Changes always affect a group of people badly. In this case, that is no different. It will become more difficult or impossible for some people to move to New Zealand long term. On the other hand, other people are not affected at all. Basically, the new changes will affect people with low-income jobs the most. A skilled job offer from a New Zealand employer is almost always necessary due to the high points threshold of 160.
Announced changes to SMC
The announced changes per 14 August 2017 include:
3 income thresholds – job offers need a minimum annual salary of $48.859. Job offers with an income above $73,299 are always seen as skilled. You can claim bonus points for a salary at or above $97,718. Salary thresholds are updated annually.
Points increase – More points for skilled work experience in occupations of skills level 1, 2 and 3. As well as, more points for qualifications comparable to level 9 and 10, and applicants aged 30-39.
Points eliminated – All bonus points related to Identified Future Growth areas will disappear. Points for close family also will go too. As well as points for qualifications in areas of absolute skills shortage.
More details about the new points scale is available around June 2017.
A quick heads up on work visas. Immigration will introduce changes to Essential Skills work visa rules to align them with the Skilled Migrant Category.
The proposed changes are currently under consultation but are due to come into effect in August 2017 as well.
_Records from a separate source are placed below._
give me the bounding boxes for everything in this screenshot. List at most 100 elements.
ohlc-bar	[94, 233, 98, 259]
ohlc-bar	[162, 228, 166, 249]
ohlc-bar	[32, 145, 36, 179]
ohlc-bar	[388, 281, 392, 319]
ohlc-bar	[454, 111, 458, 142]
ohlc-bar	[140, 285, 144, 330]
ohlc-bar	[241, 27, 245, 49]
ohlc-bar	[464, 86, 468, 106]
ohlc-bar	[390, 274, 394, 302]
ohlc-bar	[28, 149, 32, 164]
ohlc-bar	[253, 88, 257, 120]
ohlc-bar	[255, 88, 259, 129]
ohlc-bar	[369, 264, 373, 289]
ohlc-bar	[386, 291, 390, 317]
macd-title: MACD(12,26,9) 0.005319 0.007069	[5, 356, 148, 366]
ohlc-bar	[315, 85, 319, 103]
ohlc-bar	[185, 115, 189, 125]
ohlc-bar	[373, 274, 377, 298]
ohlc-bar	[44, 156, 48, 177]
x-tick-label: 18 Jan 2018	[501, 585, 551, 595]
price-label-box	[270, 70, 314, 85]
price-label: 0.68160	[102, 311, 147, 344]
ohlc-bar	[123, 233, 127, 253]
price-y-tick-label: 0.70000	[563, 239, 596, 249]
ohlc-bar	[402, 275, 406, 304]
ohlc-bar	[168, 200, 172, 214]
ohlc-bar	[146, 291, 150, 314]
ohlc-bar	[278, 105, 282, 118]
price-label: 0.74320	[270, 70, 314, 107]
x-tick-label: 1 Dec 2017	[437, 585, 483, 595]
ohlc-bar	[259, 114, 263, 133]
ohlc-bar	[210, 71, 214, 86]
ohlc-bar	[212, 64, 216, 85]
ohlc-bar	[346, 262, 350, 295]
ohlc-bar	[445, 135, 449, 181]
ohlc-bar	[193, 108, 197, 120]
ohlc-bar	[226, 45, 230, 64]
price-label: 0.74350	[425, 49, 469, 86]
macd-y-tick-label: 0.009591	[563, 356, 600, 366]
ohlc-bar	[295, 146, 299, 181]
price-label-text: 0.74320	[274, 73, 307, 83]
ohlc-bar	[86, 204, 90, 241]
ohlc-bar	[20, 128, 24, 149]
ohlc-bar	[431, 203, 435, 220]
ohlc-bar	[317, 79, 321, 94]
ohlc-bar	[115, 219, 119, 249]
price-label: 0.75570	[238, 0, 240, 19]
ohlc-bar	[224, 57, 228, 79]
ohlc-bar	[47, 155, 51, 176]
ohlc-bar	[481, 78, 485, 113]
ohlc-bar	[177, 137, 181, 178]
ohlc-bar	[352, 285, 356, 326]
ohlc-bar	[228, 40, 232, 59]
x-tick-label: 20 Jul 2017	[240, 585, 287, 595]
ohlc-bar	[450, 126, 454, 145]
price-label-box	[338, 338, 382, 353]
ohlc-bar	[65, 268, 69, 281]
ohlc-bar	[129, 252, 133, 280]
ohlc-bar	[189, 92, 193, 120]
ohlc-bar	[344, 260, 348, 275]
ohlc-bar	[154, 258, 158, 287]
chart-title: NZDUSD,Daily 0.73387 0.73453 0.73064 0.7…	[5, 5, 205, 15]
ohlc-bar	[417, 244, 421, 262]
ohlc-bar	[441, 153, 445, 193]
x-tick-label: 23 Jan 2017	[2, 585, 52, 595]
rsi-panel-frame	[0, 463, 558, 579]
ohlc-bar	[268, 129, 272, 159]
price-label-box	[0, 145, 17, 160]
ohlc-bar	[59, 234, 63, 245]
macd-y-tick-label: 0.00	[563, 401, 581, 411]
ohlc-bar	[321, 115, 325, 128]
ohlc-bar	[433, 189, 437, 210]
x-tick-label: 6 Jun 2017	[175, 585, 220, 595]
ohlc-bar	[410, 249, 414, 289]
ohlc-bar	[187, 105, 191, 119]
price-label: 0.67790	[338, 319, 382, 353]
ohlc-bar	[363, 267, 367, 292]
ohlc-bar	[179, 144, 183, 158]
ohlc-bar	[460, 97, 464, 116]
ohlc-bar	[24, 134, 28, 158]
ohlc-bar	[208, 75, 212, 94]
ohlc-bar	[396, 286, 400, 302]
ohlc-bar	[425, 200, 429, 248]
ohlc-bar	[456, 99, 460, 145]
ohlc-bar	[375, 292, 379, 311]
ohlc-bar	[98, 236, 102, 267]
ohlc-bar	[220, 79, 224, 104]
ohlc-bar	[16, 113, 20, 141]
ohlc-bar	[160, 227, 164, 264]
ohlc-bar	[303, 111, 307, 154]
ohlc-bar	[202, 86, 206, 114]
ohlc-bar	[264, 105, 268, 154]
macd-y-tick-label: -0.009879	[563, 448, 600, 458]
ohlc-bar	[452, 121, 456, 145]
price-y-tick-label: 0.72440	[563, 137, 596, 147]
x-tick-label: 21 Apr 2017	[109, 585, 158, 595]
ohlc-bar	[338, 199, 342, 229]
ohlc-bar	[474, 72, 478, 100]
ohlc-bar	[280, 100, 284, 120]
They also include income thresholds similar to SMC. In addition, a work visa for low-skilled (skill level 4 and 5) occupations for a maximum of three years with a stand down period, is proposed too. A stand down period means that you have to wait a while before you may apply for a new work visa. You might have to leave the country in this period.
Partners and dependent children of work visa holders with a low-income (under $48.859) job are affected too. Partners can only join if they apply for a work visa based on a job offer themselves and dependent children will pay international tuition fees.
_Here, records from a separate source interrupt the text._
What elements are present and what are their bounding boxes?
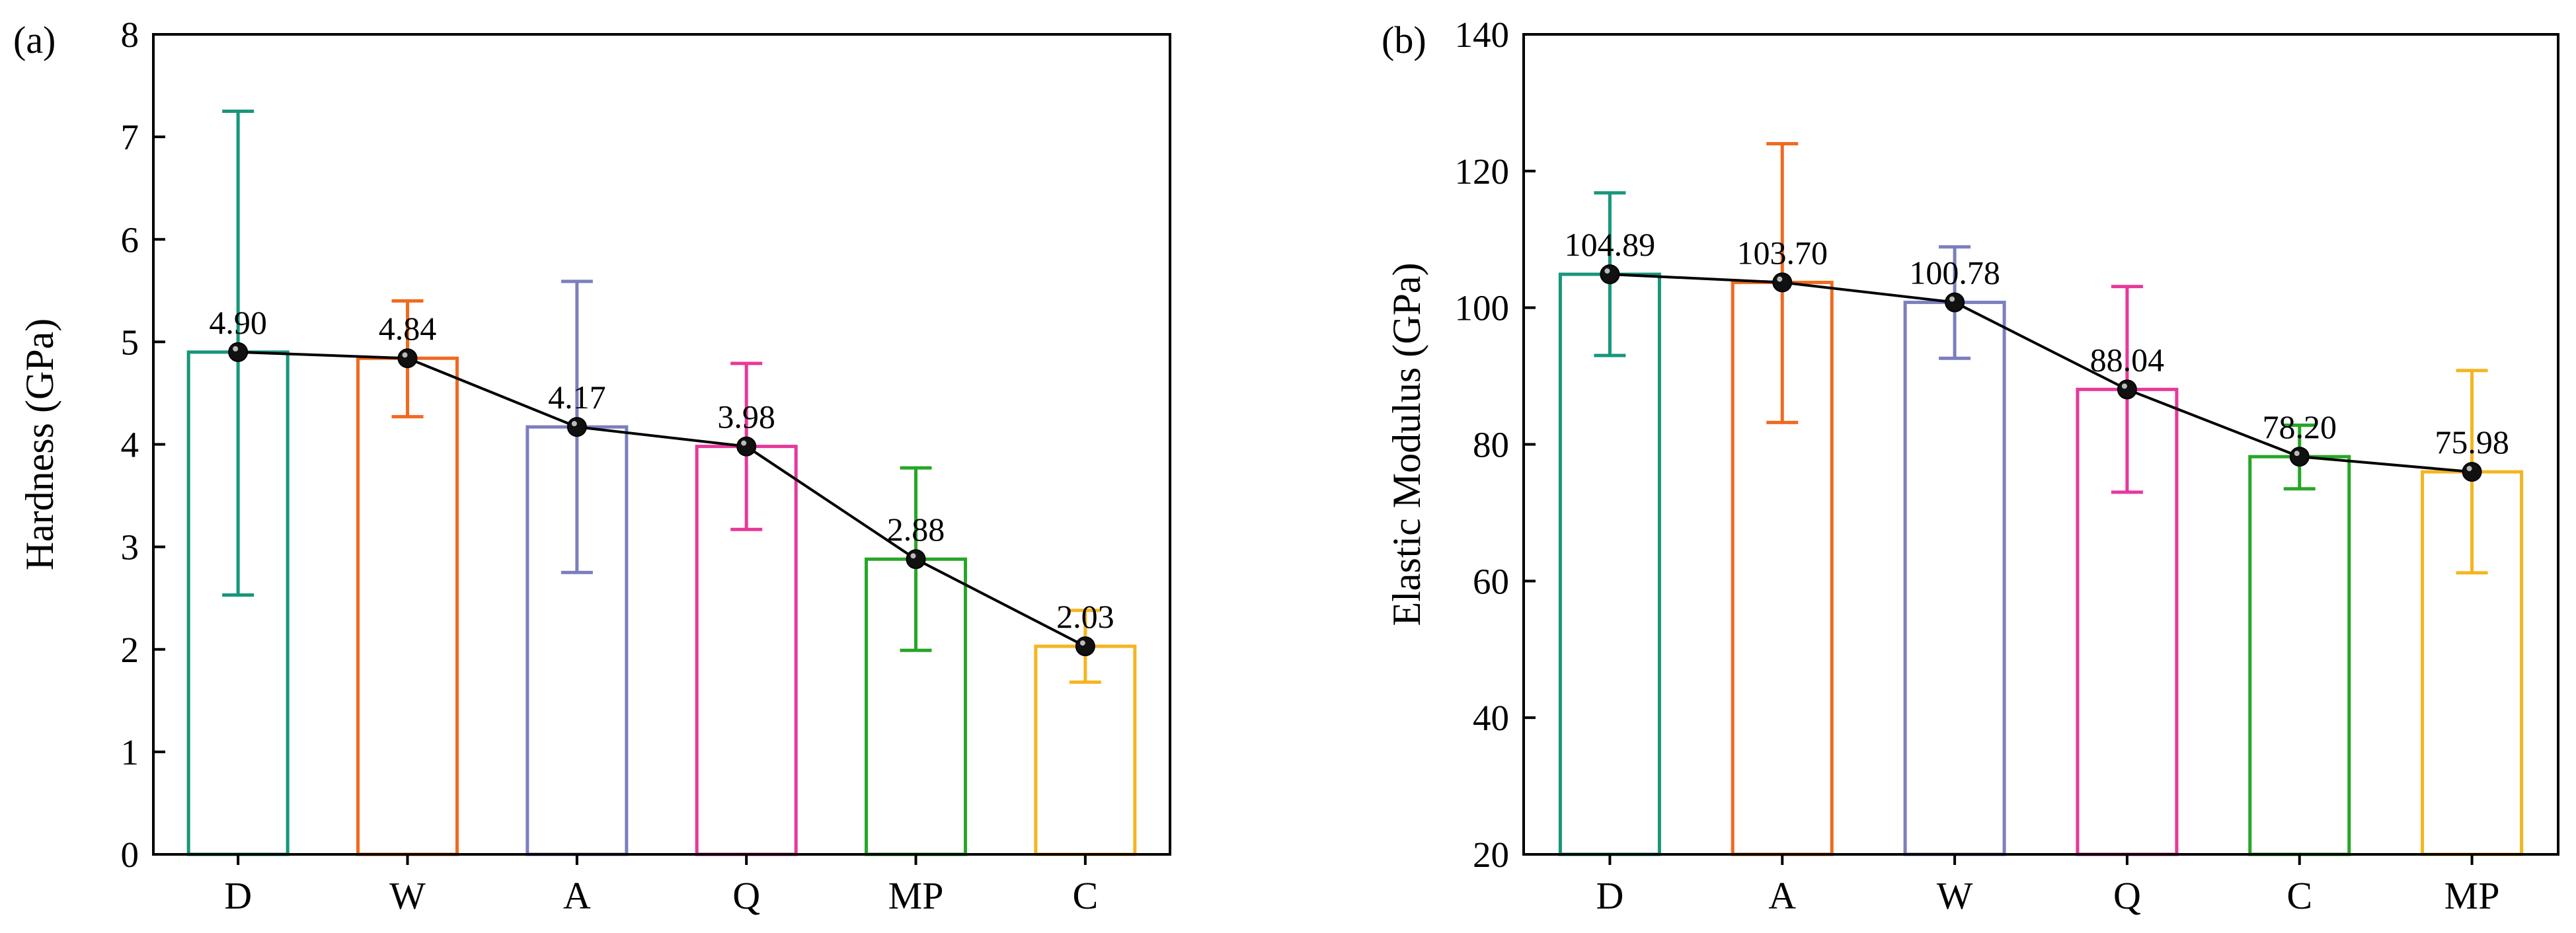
value-label: 4.90	[209, 304, 267, 341]
y-tick-label: 2	[121, 630, 139, 670]
x-tick-label: W	[1937, 874, 1973, 917]
y-tick-label: 80	[1473, 425, 1509, 465]
y-tick-label: 5	[121, 322, 139, 362]
y-tick-label: 20	[1473, 835, 1509, 875]
data-point	[1945, 292, 1965, 313]
data-point	[736, 436, 757, 457]
plot-frame	[152, 33, 1171, 856]
y-tick-label: 7	[121, 117, 139, 157]
data-point-highlight	[910, 553, 916, 559]
data-point	[2117, 379, 2137, 400]
panel-label: (a)	[13, 19, 56, 61]
data-point	[2462, 462, 2482, 482]
data-point-highlight	[741, 440, 747, 446]
data-point-highlight	[1079, 640, 1085, 646]
data-point-highlight	[233, 346, 239, 352]
data-point-highlight	[2294, 451, 2300, 457]
x-tick-label: MP	[888, 874, 944, 917]
trend-line	[1610, 273, 2472, 474]
y-tick-label: 60	[1473, 561, 1509, 601]
bar	[1558, 272, 1661, 856]
y-tick-label: 100	[1455, 288, 1510, 328]
y-tick-label: 40	[1473, 698, 1509, 738]
value-label: 2.03	[1056, 598, 1114, 635]
bar	[1903, 301, 2006, 856]
x-tick-label: D	[1596, 874, 1623, 917]
data-point-highlight	[2466, 466, 2472, 472]
x-tick-label: C	[1072, 874, 1098, 917]
y-tick-label: 120	[1455, 151, 1510, 192]
data-point-highlight	[1604, 268, 1610, 274]
value-label: 3.98	[717, 398, 775, 435]
data-point	[566, 417, 587, 437]
x-tick-label: A	[563, 874, 591, 917]
data-point-highlight	[571, 421, 577, 427]
bar	[2248, 455, 2351, 856]
value-label: 4.84	[379, 310, 437, 347]
x-tick-label: MP	[2444, 874, 2500, 917]
data-point-highlight	[1777, 276, 1783, 282]
y-tick-label: 1	[121, 732, 139, 772]
value-label: 2.88	[887, 511, 945, 548]
trend-line	[238, 350, 1086, 648]
data-point-highlight	[402, 352, 408, 358]
value-label: 104.89	[1565, 226, 1656, 263]
y-axis-title: Elastic Modulus (GPa)	[1385, 263, 1428, 626]
bar	[356, 356, 459, 856]
x-tick-label: Q	[732, 874, 760, 917]
data-point	[228, 342, 249, 362]
panel-label: (b)	[1382, 19, 1426, 61]
data-point	[1075, 636, 1095, 657]
elastic-modulus-chart: (b) Elastic Modulus (GPa) 104.89 103.70 100.…	[1382, 15, 2559, 917]
hardness-chart: (a) Hardness (GPa) 4.90 4.84 4.17 3.98 2.88 2.0…	[13, 15, 1171, 917]
plot-frame	[1522, 33, 2559, 856]
y-tick-label: 4	[121, 425, 139, 465]
y-tick-label: 6	[121, 219, 139, 260]
data-point-highlight	[2121, 383, 2127, 389]
data-point	[2289, 447, 2310, 467]
x-tick-label: D	[224, 874, 252, 917]
value-label: 100.78	[1909, 254, 2000, 291]
data-point	[1600, 264, 1620, 285]
data-point	[397, 348, 418, 369]
x-tick-label: C	[2286, 874, 2312, 917]
value-label: 78.20	[2263, 408, 2337, 445]
y-axis-title: Hardness (GPa)	[18, 318, 61, 571]
data-point	[906, 549, 926, 570]
value-label: 103.70	[1737, 234, 1828, 271]
y-tick-label: 3	[121, 527, 139, 568]
data-point	[1772, 272, 1793, 293]
data-point-highlight	[1949, 296, 1955, 302]
x-tick-label: Q	[2113, 874, 2141, 917]
value-label: 75.98	[2435, 424, 2509, 461]
y-tick-label: 8	[121, 15, 139, 55]
y-tick-label: 0	[121, 835, 139, 875]
value-label: 4.17	[548, 379, 606, 416]
x-tick-label: A	[1768, 874, 1796, 917]
value-label: 88.04	[2090, 341, 2165, 378]
y-tick-label: 140	[1455, 15, 1510, 55]
x-tick-label: W	[389, 874, 426, 917]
Please note that the above changes are just proposals at the moment.
You still have few months until August. An Expression of Interest selected from the pool before 14 August means that a Skilled Migrant Resident Visa application is assessed under the old rules too. Of course, you do need to meet all requirements. Chefs and Trades people are two examples of occupations that are affected under the new rules. They have the required skill level but rarely meet the income requirements.
If you have no job in New Zealand yet, you need to ask yourself what your ultimate goal is. Do you want to work and live here permanently or do you want to work here just for a few years. If your end goal is residency, make sure you have an occupation where the salary levels are high enough to meet the appropriate threshold.
People with occupations that require Bachelor Degree level shouldn’t be too worried. Most still should be able to get a work visa and progress to a Skilled Migrant Resident Visa.
International students should take more care in deciding what to study as a level 5 or 6 course might not lead to a job that pays enough to qualify for residency. Especially, if you do not have a lot of experience yet, it might be a challenge to find an entry level job that meets the salary threshold.